Chapter 2:

It has been two days since I arrived on the Carpathia, and I am still in the infirmary. Jeff has been very kind and I appreciate his waiting on me hand and foot, but I would appreciate a little space. I need time to recollect my memories. There is a man next to me bundled up so tight that I can't see his face. And he keeps yelling promise me you'll never let go. I hope whoever he is talking about is okay. I say a silent prayer for him as Jeff brings in my lunch, consisting of tomato soup and a slice of rye bread.

"Do you know anything about the man in the bed next to me?" I questioned Jeff.

"To be honest, all we know about him is that he is a loud sleep talker!" he chuckled jokingly.

I laughed in reply, but I didn't find it funny at all. As the next few days passed my memory about the accident became clearer.
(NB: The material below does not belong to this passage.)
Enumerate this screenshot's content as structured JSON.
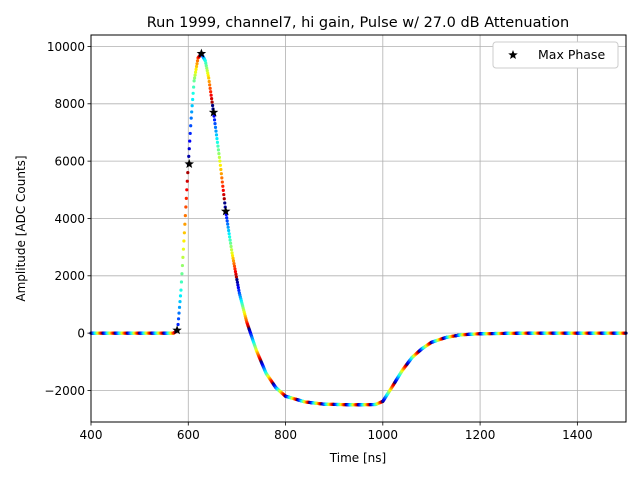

I knew that I boarded the ship and I remember every single detail of my room, but most importantly I remember how much I was suffering during the fancy dinners and having to smell Cal's repulsive cologne. I despised Cal even without all of my memories I knew I despised him. Lord, I hope he went down with the ship! As Jeff walked back into the infirmary I asked about Cal and my mother he said they had survived and had gotten a deal to room in one of the vacant first class suites. I pleaded to Jeff that he couldn't utter a word of this to either of them. He said he wouldn't and I breathed a sigh of relief.
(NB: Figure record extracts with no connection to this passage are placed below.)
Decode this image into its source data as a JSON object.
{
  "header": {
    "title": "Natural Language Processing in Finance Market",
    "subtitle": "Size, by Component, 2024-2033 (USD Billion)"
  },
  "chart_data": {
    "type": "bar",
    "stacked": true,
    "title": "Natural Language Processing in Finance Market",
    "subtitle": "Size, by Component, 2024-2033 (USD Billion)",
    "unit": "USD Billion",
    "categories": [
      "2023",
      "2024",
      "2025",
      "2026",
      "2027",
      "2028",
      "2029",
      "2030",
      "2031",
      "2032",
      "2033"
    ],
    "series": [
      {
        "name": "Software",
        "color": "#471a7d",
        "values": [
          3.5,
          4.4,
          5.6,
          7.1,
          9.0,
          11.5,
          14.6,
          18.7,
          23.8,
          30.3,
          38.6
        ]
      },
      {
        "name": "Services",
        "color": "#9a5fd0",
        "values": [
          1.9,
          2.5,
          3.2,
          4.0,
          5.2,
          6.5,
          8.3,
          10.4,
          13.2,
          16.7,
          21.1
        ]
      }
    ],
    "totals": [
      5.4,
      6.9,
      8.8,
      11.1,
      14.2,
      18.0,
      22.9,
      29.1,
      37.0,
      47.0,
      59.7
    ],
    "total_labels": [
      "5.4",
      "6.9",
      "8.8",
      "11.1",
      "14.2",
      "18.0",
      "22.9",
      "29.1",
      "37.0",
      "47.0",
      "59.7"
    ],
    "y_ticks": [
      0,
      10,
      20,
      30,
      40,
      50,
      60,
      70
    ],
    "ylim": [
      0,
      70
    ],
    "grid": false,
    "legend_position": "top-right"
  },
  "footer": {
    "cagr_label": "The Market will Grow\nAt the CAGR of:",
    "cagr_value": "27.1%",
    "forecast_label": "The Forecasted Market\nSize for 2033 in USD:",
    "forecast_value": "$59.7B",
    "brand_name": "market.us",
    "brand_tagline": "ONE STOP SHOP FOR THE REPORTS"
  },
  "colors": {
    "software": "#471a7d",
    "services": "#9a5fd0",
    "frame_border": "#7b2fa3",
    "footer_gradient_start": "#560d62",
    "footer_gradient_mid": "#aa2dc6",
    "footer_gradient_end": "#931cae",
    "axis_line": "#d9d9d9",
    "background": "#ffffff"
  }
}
At midnight I awoke with a shudder, and realized it was just the unknown man yelling again, but this time it was different. He was calling my name. Surely he had just over heard Jeff say my name, but they way he said it was almost chilling. I started having a flash back, I was on the titanic hanging off the the edge of the bow when a young strapping man told me not to let go. As he was helping me down he introduced himself, but when he said it all that came out was the sound of people drowning. I wasn't able to sleep after that all I could do was try to think of his name. Peter Lawson? NO! John Watson? Definitely not! Jaaa…ckkk Daaaaaawson? Yes Jack Dawson, but why was his name so important? Why did it tug at my heart so?